In this regard, the sources mentioned that Macron, who had asked former Prime Minister Saad Hariri not to oppose the appointment of Mustapha Adib, had also threatened Lebanese politicians that if they want to guarantee a future for them and for Lebanon, they would have to accept France’s demands. Reports in the the French newspaper Le Figaro recently, indicate Macron was not ruling out sanctions against Michel Aoun, Gebran Bassil, two of Aoun’s three daughters and personalities close to him such as Salim Jreissati, in addition to other Lebanese politicians such as Nabih Berri and Saad Hariri.
A Lebanese woman in the crowd shouted at Adib: “We don’t want you; you do not represent the people; you are from the authority.” Another man shouted: “Those who elected you to form the government are criminals.”
Sources indicated that Macron would not have taken the step of imposing Mustapha Adib without first consulting with Iran, ensuring those in power in Tehran force Hezbollah to accept conditions to stay outside the new government and take up the task of “convincing” Michel Aoun that he has no interest in clinging to the ministries of foreign affairs and energy.
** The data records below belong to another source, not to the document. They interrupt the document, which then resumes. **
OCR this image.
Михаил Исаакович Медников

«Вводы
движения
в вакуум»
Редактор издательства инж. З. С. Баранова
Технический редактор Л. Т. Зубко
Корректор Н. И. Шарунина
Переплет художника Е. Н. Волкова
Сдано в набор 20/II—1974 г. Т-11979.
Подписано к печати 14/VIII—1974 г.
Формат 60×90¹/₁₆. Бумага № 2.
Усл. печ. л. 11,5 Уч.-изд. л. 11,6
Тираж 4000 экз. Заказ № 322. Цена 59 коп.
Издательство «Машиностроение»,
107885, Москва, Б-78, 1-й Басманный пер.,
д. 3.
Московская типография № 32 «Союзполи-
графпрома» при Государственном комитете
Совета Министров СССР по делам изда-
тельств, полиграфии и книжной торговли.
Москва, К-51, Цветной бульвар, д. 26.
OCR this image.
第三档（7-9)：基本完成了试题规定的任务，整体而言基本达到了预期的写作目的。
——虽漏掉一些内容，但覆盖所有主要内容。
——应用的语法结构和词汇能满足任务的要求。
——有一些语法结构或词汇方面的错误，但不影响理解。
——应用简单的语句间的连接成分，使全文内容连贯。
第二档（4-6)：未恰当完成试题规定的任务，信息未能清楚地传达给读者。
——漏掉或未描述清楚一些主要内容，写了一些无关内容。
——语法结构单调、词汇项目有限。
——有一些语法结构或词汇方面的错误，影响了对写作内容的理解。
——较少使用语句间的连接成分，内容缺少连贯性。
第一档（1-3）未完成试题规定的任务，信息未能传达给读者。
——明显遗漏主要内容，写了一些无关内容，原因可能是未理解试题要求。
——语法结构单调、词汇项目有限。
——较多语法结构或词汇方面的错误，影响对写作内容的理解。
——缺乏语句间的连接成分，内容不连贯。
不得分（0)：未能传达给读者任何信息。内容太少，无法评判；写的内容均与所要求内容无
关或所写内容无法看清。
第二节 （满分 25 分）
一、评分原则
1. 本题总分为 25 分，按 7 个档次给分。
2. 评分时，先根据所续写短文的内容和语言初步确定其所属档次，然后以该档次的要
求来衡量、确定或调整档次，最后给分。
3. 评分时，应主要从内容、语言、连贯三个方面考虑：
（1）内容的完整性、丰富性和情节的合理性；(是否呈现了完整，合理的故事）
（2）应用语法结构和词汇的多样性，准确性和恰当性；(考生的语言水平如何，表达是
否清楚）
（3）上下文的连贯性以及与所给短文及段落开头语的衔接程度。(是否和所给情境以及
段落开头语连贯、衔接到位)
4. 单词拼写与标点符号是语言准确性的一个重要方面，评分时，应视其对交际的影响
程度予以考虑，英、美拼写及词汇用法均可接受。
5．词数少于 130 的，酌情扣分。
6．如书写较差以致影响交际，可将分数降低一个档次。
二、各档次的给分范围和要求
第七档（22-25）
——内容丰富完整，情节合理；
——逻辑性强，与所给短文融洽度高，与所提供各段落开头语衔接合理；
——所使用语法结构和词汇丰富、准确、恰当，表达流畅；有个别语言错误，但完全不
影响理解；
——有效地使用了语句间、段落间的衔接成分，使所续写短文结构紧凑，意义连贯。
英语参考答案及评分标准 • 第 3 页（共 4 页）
Senior Lebanese officials revealed that Macron pressured Lebanese political leaders to agree on a candidate for the premiership within the forty-eight hours that preceded their agreement on Adib.
For his part, Adib, who won the support of the main political parties, said, “All Lebanese are very concerned about the present and the future. God willing, we will succeed in this task to select a homogeneous Lebanese team of competent and specialised people, and we will all proceed, in cooperation with the honourable Parliament, to carry out basic reforms and quickly, which would put the country on the right path of recovery and stop the dangerous financial, economic and social bleeding.”
“The opportunity ahead of our country is narrow and the task I accepted is based on the fact that all political forces realise this and understand the need to form a government in a record time and start implementing reforms as soon as the agreement with the International Monetary Fund is concluded,” he added.
Forming new cabinets in Lebanon often takes a long time due to lengthy political haggling over portfolios. Immediately following his appointment, Adib visited the areas severely affected by the disaster of the port explosion, where he was met with verbal protests.
During his tour, a Lebanese woman shouted at Adib: “We don’t want you; you do not represent the people; you are from the authority.” Another man shouted: “Those who elected you to form the government are criminals (meaning the representatives).”
A source in the French presidency stated that Macron’s demands were “clear: an important, clean, and effective government capable of implementing the necessary reforms in Lebanon and thus able to obtain strong international support.”
Adib’s name has emerged for the post of prime minister after he was nominated by former prime ministers, including Saad Hariri, who leads the largest Sunni political party. The prime minister should be of the Sunni community, according to the country’s sectarian power-sharing system.
With the support of Hariri and Druze leader Walid Jumblatt, Adib has more support than Hassan Diab had. The latter resigned, with his government, on August 10, six days after the huge blast at Beirut port.